Cambodia's Missioners Gather To Discuss Their Role

Indian Catholic
October 1, 2008

PHNOM PENH (UCAN) -- Foreign missioners serving in Cambodia shared their sense of mission as relationship, with the local people and culture, when about 65 of them gathered here.

The missioners from many of the more than three dozen Religious congregations and missionary societies working in the country came together in the capital for a forum on Oct. 23 to mark Mission Sunday, which fell on Oct. 19.

"To be a missioner is a matter of relationships, to share your life with others," said Father Alberto Caccaro, a panelist at the forum held in the auditorium of the Catholic Social Communications center.

The Pontifical Institute for Foreign Missions (PIME) priest shared that he realized this after "slowly learning the language, the culture and discovering the seeds of the Gospel in Cambodian society."

A missioner here for eight years, the Italian priest is based in Prey Veng, 45 kilometers east of Phnom Penh, where he cares for a community of 30 ethnic Vietnamese Catholics and runs a youth center that provides accommodation for students.

In his encounters with people, Father Caccaro said, "the main interest is to let them know the love and grace of God, even for those who have never known Jesus." In this way, both parties can discover the meaning of being human, and how God works in each culture, he added.

Another panelist, Marie-Laure Ayala, serving with the Canada-based Quebec Missionary Society, shared Father Caccaro's view.

"Mission is a relationship," the laywoman affirmed, and missioners "are here more to listen to others than to speak." Reflecting on her experience, she said: "What we will really remember is how we lived together, our testimony, the reconciliation with each other, the love we expressed to each other."

For panelist William Burns of the Maryknoll lay missioners, being a missioner means "having an ordinary life with ordinary people."

"The people I live and work with here are very vulnerable.
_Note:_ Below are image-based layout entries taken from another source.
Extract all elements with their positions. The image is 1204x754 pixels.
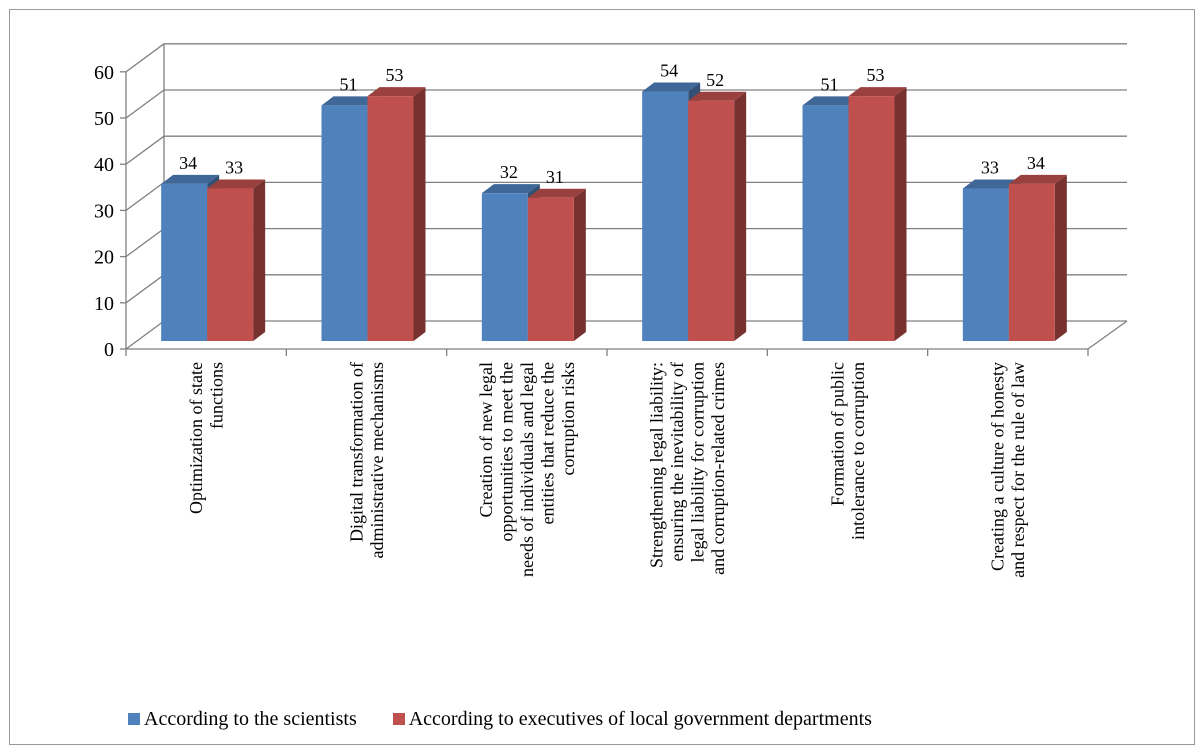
x-category-label-line: opportunities to meet the — [496, 362, 516, 541]
data-label: 31 — [546, 167, 564, 187]
legend-item-executives: According to executives of local governm… — [392, 707, 872, 731]
bar-side — [573, 188, 586, 341]
bar — [1008, 183, 1055, 341]
data-label: 53 — [867, 65, 885, 85]
x-category-label-line: Formation of public — [827, 362, 847, 506]
legend-label-scientists: According to the scientists — [144, 707, 357, 730]
bar-top — [848, 87, 907, 97]
x-category-label-line: needs of individuals and legal — [517, 362, 537, 577]
bar — [688, 100, 735, 341]
y-tick-label: 30 — [94, 200, 114, 222]
data-label: 32 — [500, 162, 518, 182]
gridline-depth — [125, 274, 165, 304]
x-category-label-line: Digital transformation of — [346, 362, 366, 542]
bar — [642, 91, 689, 342]
y-tick-label: 40 — [94, 154, 114, 176]
bar-top — [481, 184, 540, 194]
y-tick-label: 60 — [94, 62, 114, 84]
legend-swatch-executives — [392, 713, 405, 725]
gridline-depth — [125, 43, 165, 73]
bar-top — [802, 96, 861, 106]
y-tick-label: 10 — [94, 293, 114, 315]
bar — [367, 96, 414, 341]
x-category-label-line: legal liability for corruption — [687, 362, 707, 562]
data-label: 52 — [706, 70, 724, 90]
bar-side — [253, 179, 266, 341]
x-category-label-line: corruption risks — [558, 362, 578, 475]
chart-frame — [9, 9, 1195, 745]
gridline-depth — [125, 135, 165, 165]
x-category-label-line: Strengthening legal liability: — [646, 362, 666, 568]
bar — [527, 197, 574, 341]
x-category-label-line: and respect for the rule of law — [1008, 362, 1028, 578]
x-category-label: Strengthening legal liability: ensuring t… — [646, 362, 728, 575]
bar-side — [894, 87, 907, 341]
y-tick-label: 50 — [94, 108, 114, 130]
data-label: 34 — [1027, 153, 1045, 173]
gridline-depth — [125, 181, 165, 211]
x-category-label-line: entities that reduce the — [537, 362, 557, 524]
bar — [802, 105, 849, 341]
x-category-label: Creating a culture of honesty and respect… — [988, 362, 1028, 578]
bar-side — [1054, 174, 1067, 341]
x-category-label-line: intolerance to corruption — [848, 362, 868, 540]
bar-side — [413, 87, 426, 341]
bar — [161, 183, 208, 341]
legend-item-scientists: According to the scientists — [128, 708, 357, 731]
data-label: 34 — [179, 153, 197, 173]
x-category-label-line: Optimization of state — [186, 362, 206, 514]
data-label: 33 — [225, 158, 243, 178]
bar — [321, 105, 368, 341]
bar-top — [527, 188, 586, 198]
bar — [848, 96, 895, 341]
bar-top — [688, 91, 747, 101]
legend: According to the scientists According to… — [128, 706, 908, 732]
x-category-label-line: functions — [206, 362, 226, 429]
bar — [481, 193, 528, 341]
bar — [962, 188, 1009, 341]
gridline-depth — [125, 228, 165, 258]
bar-side — [734, 91, 747, 341]
x-category-label: Digital transformation of administrative … — [346, 362, 387, 558]
legend-label-executives: According to executives of local governm… — [408, 707, 872, 730]
x-category-label-line: and corruption-related crimes — [708, 362, 728, 575]
bar-top — [321, 96, 380, 106]
legend-swatch-scientists — [128, 713, 140, 725]
x-category-label-line: administrative mechanisms — [367, 362, 387, 558]
x-category-label-line: ensuring the inevitability of — [667, 362, 687, 561]
data-label: 54 — [660, 61, 678, 81]
x-category-label-line: Creation of new legal — [476, 362, 496, 517]
x-category-label: Optimization of state functions — [186, 362, 227, 514]
data-label: 33 — [981, 158, 999, 178]
bar-top — [161, 174, 220, 184]
x-category-label: Creation of new legal opportunities to me… — [476, 362, 578, 577]
data-label: 53 — [386, 65, 404, 85]
bar-top — [1008, 174, 1067, 184]
x-category-label: Formation of public intolerance to corrup… — [827, 362, 868, 540]
y-tick-label: 0 — [104, 339, 114, 361]
data-label: 51 — [821, 74, 839, 94]
gridline-depth — [125, 89, 165, 119]
bar-top — [207, 179, 266, 189]
bar — [207, 188, 254, 341]
gridline-depth — [125, 320, 165, 350]
bar-top — [367, 87, 426, 97]
x-category-label-line: Creating a culture of honesty — [988, 362, 1008, 571]
bar-top — [962, 179, 1021, 189]
bar-top — [642, 82, 701, 92]
data-label: 51 — [340, 74, 358, 94]
y-tick-label: 20 — [94, 247, 114, 269]
floor-right-edge — [1087, 320, 1128, 350]
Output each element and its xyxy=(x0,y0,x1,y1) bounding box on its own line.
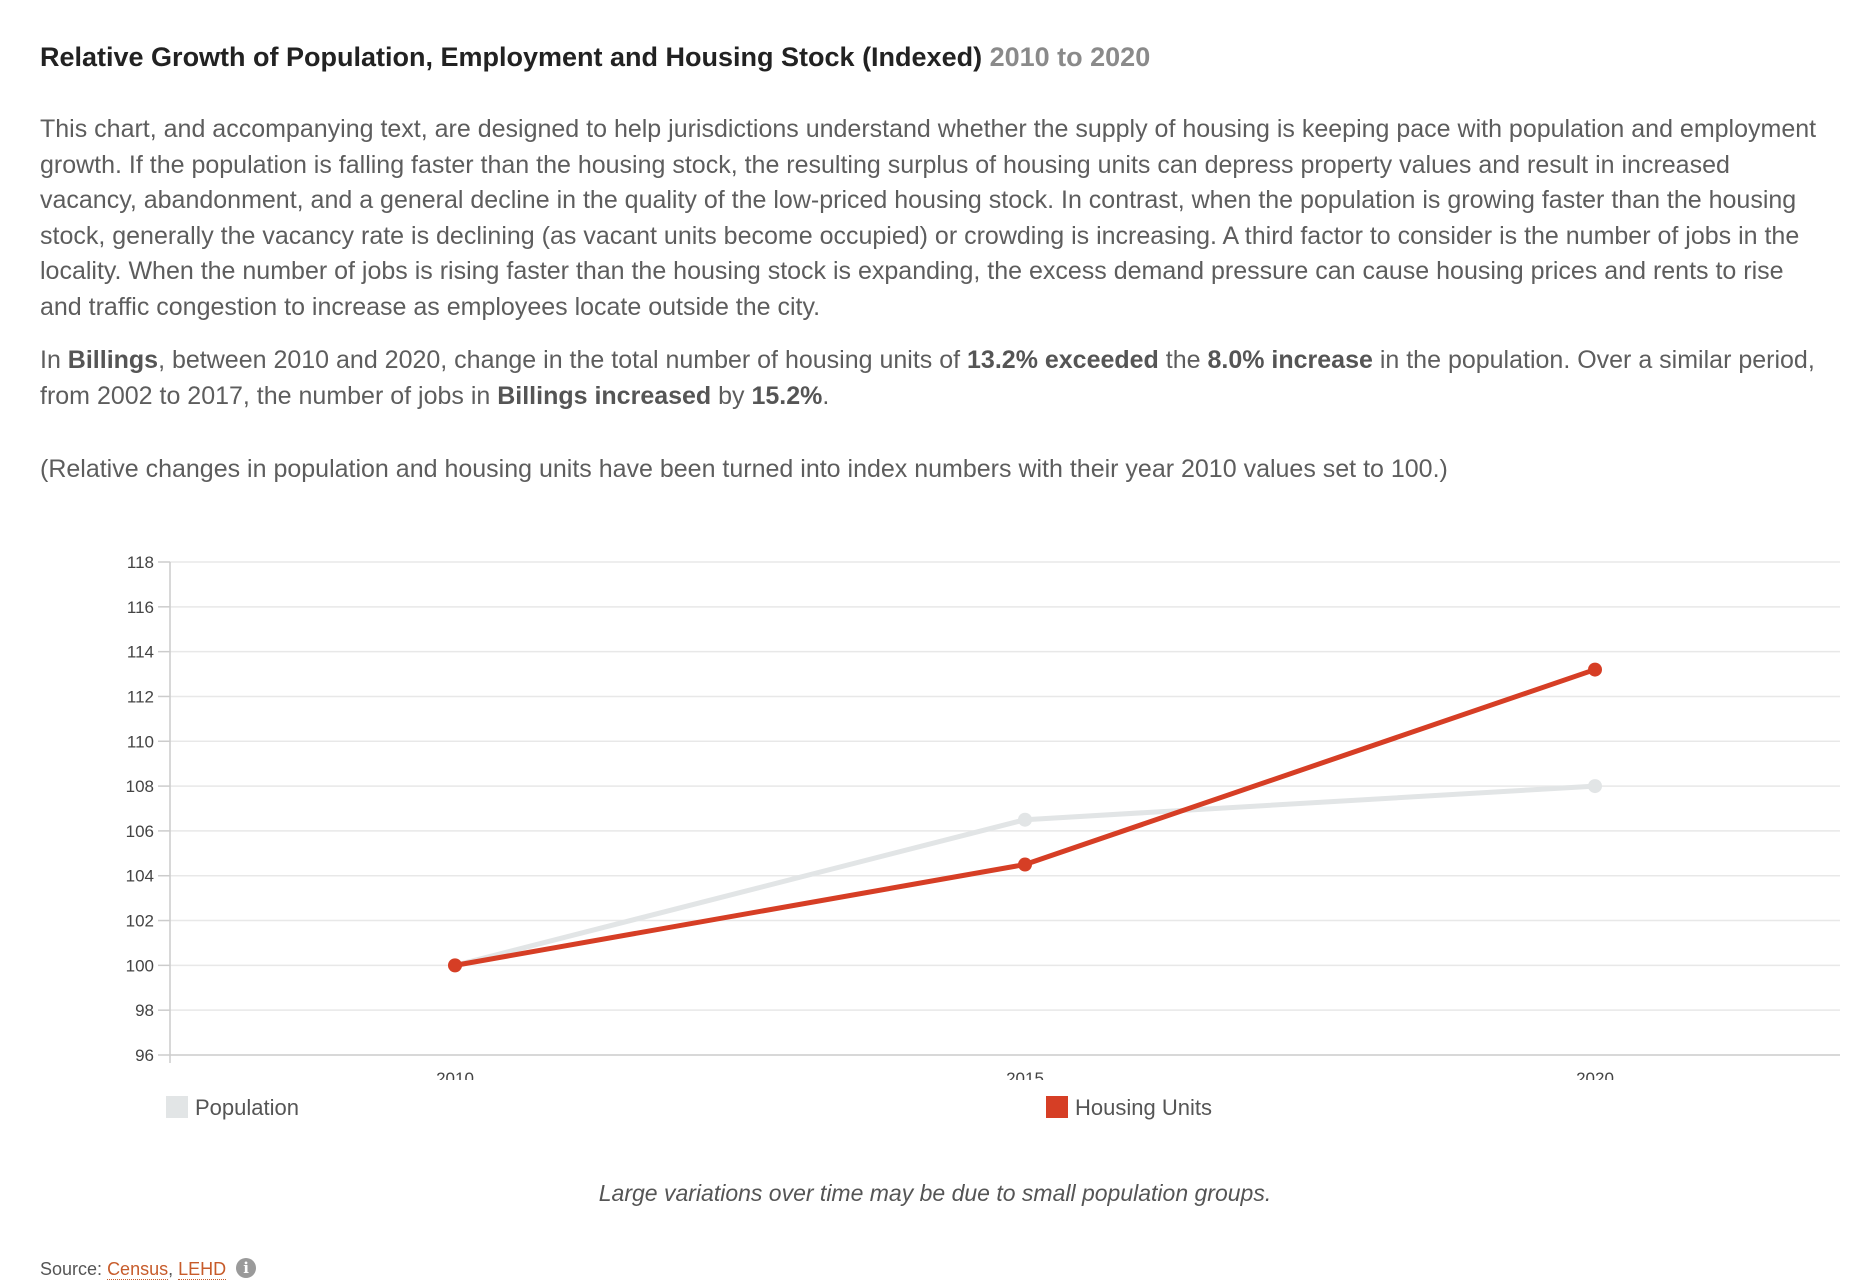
x-tick-label: 2020 xyxy=(1576,1069,1614,1080)
page: Relative Growth of Population, Employmen… xyxy=(40,0,1840,1284)
y-tick-label: 110 xyxy=(127,732,154,751)
legend-label-housing-units: Housing Units xyxy=(1075,1095,1212,1120)
y-tick-label: 112 xyxy=(127,687,154,706)
source-line: Source: Census, LEHD i xyxy=(40,1258,257,1280)
y-tick-label: 96 xyxy=(135,1046,154,1065)
data-point-housing-units xyxy=(448,958,462,973)
intro-paragraph: This chart, and accompanying text, are d… xyxy=(40,115,1817,321)
info-icon[interactable]: i xyxy=(236,1258,257,1278)
legend-swatch-population xyxy=(166,1096,188,1118)
jobs-place: Billings increased xyxy=(497,381,712,410)
place-name: Billings xyxy=(67,346,159,374)
source-link-lehd[interactable]: LEHD xyxy=(178,1259,227,1280)
summary-text: . xyxy=(822,381,830,410)
data-point-population xyxy=(1018,812,1032,827)
y-tick-label: 114 xyxy=(127,643,154,662)
x-tick-label: 2010 xyxy=(436,1069,474,1080)
source-separator: , xyxy=(168,1259,179,1279)
footnote: Large variations over time may be due to… xyxy=(598,1180,1272,1206)
y-tick-label: 104 xyxy=(126,867,154,886)
y-tick-label: 100 xyxy=(126,956,154,975)
summary-text: In xyxy=(40,346,68,374)
y-tick-label: 102 xyxy=(126,912,154,931)
title-text: Relative Growth of Population, Employmen… xyxy=(40,42,983,72)
title-range: 2010 to 2020 xyxy=(989,42,1151,72)
y-tick-label: 116 xyxy=(127,598,154,617)
legend-item-population[interactable]: Population xyxy=(166,1095,299,1121)
legend-swatch-housing-units xyxy=(1046,1096,1068,1118)
summary-paragraph: In Billings, between 2010 and 2020, chan… xyxy=(40,343,1830,414)
summary-text: by xyxy=(711,381,752,410)
line-chart: 96 98 100 102 104 106 108 110 112 114 116 118 2010 20… xyxy=(126,553,1840,1080)
jobs-change: 15.2% xyxy=(751,381,823,410)
data-point-housing-units xyxy=(1588,662,1602,677)
y-tick-label: 118 xyxy=(127,553,154,572)
y-tick-label: 98 xyxy=(135,1001,154,1020)
index-note: (Relative changes in population and hous… xyxy=(40,455,1448,483)
y-tick-label: 106 xyxy=(126,822,154,841)
summary-text: in the population. Over a similar period… xyxy=(40,346,1815,410)
summary-text: the xyxy=(1158,346,1208,374)
source-label: Source: xyxy=(40,1259,103,1279)
summary-text: , between 2010 and 2020, change in the t… xyxy=(158,346,968,374)
y-tick-label: 108 xyxy=(126,777,154,796)
data-point-population xyxy=(1588,779,1602,794)
housing-change: 13.2% exceeded xyxy=(967,346,1159,374)
legend-label-population: Population xyxy=(195,1095,299,1120)
legend-item-housing-units[interactable]: Housing Units xyxy=(1046,1095,1212,1121)
x-tick-label: 2015 xyxy=(1006,1069,1044,1080)
data-point-housing-units xyxy=(1018,857,1032,872)
population-change: 8.0% increase xyxy=(1207,346,1373,374)
source-link-census[interactable]: Census xyxy=(107,1259,169,1280)
chart-title: Relative Growth of Population, Employmen… xyxy=(40,42,1150,73)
If they get sick they cannot go to Bangkok," he observed. Foreigners in Cambodia usually seek medical treatment in Bangkok, the most easily accessible city with up-to-date medical facilities.

"To accept the vulnerability, to be as vulnerable as the ordinary people here, is the challenge for me, and it is what I am trying to work on as a missioner," Burns said.

Other forum participants expressed similar views of mission to UCA News.

Father Hernan Pinilla, local superior for members of the Colombia-based Yarumal missionary society, pointed out their mission is not only for small groups of Catholics. "It is extended to the whole population, because we have to spread the Good News of Jesus to all."

However, spreading the Good News in predominantly Buddhist Cambodia is not limited to Scripture and the sacraments, according to Maryknoll Father Charles Dittmeier. During eight years working with deaf children here, "I have not baptized even one Cambodian person," he said. "And I don't give bibles." Yet he described his work "bringing the Good News to the deaf people" as evangelization nonetheless.

Paris Foreign Missions Monsignor Antonysamy Susairaj, apostolic prefect of Kompong Cham, said at the forum, "We all should always be aware of the immense importance of being together, create community life, strengthen relationships and share the ordinary life with ordinary people." The other two Church jurisdictions in Cambodia are Battambang prefecture and Phnom Penh vicariate.

During discussions, participants stressed that missionary societies have given a very concrete and meaningful contribution to the Church by leading mission work. The forum explored the question: "What is the role of missionary societies in the mission of the Church in our world today?"

Earlier, forum convener Father Omer Giraldo stressed the need for missioners from different backgrounds, cultures and missionary societies to come together to share "our common goal of being witnesses to Jesus in Cambodia."

"The beauty of being a missionary in Cambodia is that each of our missionary societies does not have its own autonomous project," the Yarumal missioner told participants. "We share our efforts, working together with the local Church in a common apostolate."

Cambodia now has more than 150 foreign missioners. They started coming in the early 1990s to help rebuild the local Church after two decades of civil war and religious persecution.